Арсений внимательно обдумал его слова и сказал:
– Ты должен порвать с Лотаром.
Анастасий пришел в ужас. Острый и сильный ум отца, похоже, начал сдавать.
– Если я сделаю это, – сказал он, – то потеряю поддержку императора, на которую мы возлагаем надежды.
– Нет. Ты объяснишь, что исходишь из политической необходимости. Убеди их, что какие бы слова тебе ни пришлось произнести, ты всегда остаешься человеком императора, а после избрания достойно отблагодаришь всех.
– Лотар придет в ярость.
– К тому времени это не будет иметь никакого значения. Сразу после избрания мы перейдем к церемонии утверждения, не дожидаясь королевского приказа. При таких условиях никто не станет возражать. Рим не может оставаться без власти ни одного дня, когда ему угрожает опасность нападения сарацинов. Когда Лотар получит известие о том, что случилось, ты уже будешь Папой Римским, и ему ничего не удастся изменить.
Анастасия восхитили эти слова. Отец сразу оценил обстановку. «Старый лис поседел, но нюх пока не потерял».
Арсений протянул сыну длинный железный ключ.
– Иди в подвал и возьми столько золота, сколько нужно, чтобы завоевать их расположение. Если бы не проклятая лихорадка, я бы сам сделал это.
Холодный и тяжелый ключ в руке Анастасия, давал ему ощущение власти.
– Отдохни, отец. Я обо всем позабочусь.
Арсений схватил его за рукав.
– Будь осторожен, сын мой. Это опасная игра. Помнишь, что стало с твоим дядей Теодором?

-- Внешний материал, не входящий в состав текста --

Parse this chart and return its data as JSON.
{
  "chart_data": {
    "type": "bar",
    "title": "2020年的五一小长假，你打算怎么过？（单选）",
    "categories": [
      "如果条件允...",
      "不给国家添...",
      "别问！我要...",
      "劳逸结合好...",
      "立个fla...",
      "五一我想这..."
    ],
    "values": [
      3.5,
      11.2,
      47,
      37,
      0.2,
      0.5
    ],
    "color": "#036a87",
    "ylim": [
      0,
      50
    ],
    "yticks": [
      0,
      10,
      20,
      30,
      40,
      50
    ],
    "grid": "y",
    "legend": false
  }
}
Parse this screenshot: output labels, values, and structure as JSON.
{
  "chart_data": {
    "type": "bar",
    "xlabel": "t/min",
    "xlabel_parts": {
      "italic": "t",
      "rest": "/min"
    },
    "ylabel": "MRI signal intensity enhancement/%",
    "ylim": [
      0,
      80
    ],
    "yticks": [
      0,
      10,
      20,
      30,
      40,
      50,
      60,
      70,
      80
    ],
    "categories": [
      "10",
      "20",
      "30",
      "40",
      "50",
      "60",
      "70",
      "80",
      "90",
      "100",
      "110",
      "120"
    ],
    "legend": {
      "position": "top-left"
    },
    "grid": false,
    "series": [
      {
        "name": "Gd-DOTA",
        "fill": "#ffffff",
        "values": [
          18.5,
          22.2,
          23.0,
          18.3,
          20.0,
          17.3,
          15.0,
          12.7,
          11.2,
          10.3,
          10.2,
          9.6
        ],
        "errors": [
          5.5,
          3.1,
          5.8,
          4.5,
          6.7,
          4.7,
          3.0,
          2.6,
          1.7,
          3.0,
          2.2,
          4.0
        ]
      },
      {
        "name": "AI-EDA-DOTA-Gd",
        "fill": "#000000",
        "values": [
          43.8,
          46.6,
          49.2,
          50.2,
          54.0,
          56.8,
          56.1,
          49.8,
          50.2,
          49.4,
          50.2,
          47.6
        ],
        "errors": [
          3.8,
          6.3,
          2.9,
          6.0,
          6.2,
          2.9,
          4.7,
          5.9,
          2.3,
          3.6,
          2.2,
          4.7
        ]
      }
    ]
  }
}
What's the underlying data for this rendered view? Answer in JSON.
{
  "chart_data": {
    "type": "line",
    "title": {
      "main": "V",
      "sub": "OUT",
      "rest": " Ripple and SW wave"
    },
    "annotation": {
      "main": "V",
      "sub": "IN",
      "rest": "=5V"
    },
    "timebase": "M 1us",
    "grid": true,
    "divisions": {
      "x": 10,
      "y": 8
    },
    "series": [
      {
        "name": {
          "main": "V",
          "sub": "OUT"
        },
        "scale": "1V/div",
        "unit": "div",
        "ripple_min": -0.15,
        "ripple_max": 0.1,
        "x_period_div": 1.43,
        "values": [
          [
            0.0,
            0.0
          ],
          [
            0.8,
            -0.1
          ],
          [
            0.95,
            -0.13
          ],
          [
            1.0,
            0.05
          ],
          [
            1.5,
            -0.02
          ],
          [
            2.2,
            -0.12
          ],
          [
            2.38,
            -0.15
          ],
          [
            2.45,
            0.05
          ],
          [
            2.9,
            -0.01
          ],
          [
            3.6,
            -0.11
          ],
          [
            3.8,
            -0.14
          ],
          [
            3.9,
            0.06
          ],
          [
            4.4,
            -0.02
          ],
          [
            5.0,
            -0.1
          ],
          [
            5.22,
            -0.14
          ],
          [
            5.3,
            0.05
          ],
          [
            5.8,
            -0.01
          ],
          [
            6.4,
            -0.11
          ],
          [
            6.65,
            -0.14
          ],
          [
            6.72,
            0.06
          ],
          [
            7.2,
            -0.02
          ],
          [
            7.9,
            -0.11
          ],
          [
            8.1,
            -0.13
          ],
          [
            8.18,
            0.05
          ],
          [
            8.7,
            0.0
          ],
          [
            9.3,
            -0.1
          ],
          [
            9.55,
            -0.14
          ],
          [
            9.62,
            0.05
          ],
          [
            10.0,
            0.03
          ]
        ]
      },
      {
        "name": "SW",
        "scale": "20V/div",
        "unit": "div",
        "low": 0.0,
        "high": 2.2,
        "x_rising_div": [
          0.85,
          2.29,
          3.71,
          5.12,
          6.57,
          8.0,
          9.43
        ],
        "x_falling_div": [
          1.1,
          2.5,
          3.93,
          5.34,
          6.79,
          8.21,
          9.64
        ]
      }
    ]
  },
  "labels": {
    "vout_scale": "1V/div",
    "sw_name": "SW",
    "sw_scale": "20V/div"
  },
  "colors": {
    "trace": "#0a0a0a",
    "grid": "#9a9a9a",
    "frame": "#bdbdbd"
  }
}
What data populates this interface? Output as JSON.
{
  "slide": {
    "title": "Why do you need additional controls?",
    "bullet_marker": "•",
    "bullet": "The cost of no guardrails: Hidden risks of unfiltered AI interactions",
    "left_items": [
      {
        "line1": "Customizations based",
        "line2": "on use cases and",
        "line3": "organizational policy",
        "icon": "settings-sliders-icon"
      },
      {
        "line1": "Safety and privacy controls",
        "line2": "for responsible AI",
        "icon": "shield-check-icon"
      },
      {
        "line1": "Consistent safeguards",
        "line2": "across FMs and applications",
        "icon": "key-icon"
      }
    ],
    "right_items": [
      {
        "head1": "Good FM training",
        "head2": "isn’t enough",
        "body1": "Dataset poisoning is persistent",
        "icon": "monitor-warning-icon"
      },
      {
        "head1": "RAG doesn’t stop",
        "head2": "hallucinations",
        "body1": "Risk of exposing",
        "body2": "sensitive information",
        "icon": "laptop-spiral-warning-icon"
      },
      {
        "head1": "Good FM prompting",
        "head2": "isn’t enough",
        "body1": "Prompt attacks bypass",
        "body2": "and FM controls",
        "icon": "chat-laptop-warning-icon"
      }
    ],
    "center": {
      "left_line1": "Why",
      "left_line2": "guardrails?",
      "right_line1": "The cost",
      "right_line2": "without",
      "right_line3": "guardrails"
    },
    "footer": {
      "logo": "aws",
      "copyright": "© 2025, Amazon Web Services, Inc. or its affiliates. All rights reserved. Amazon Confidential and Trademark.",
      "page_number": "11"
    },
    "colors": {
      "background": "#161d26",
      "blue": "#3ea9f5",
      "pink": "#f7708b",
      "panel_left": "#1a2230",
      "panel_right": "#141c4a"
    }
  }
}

– Помню! – Убийство дяди в Латеранском дворце было самым страшным воспоминанием его детства. Лицо Теодора, когда папская стража выколола ему глаза, будет преследовать Анастасия до конца дней.
– Я буду очень осторожен, папа. Положись на меня.
– Именно этого я хочу.
«Ad te, Domine, levavi animam mеаm…» – Джоанна молилась, преклонив колени на холодном каменном полу часовни дворца. Но как бы горячо она ни молилась, ей не удавалось подняться до высот блаженства, ибо на земле ее держали сильные путы бренных забот.
Она любила Джеральда и не сомневалась в этом. Когда Джоанна увидела, как он скачет к городу во главе беневентинского войска, все ее существо устремилось к нему.
Тридцатитрехлетняя Джоанна ни разу не испытала интимной близости. Необходимость скрываться исключала сближение с мужчиной.
Возможно, так Бог проявлял свою волю? Желал ли Он, чтобы Джоанна перестала скрываться и начала вести жизнь женщины, для которой была рождена?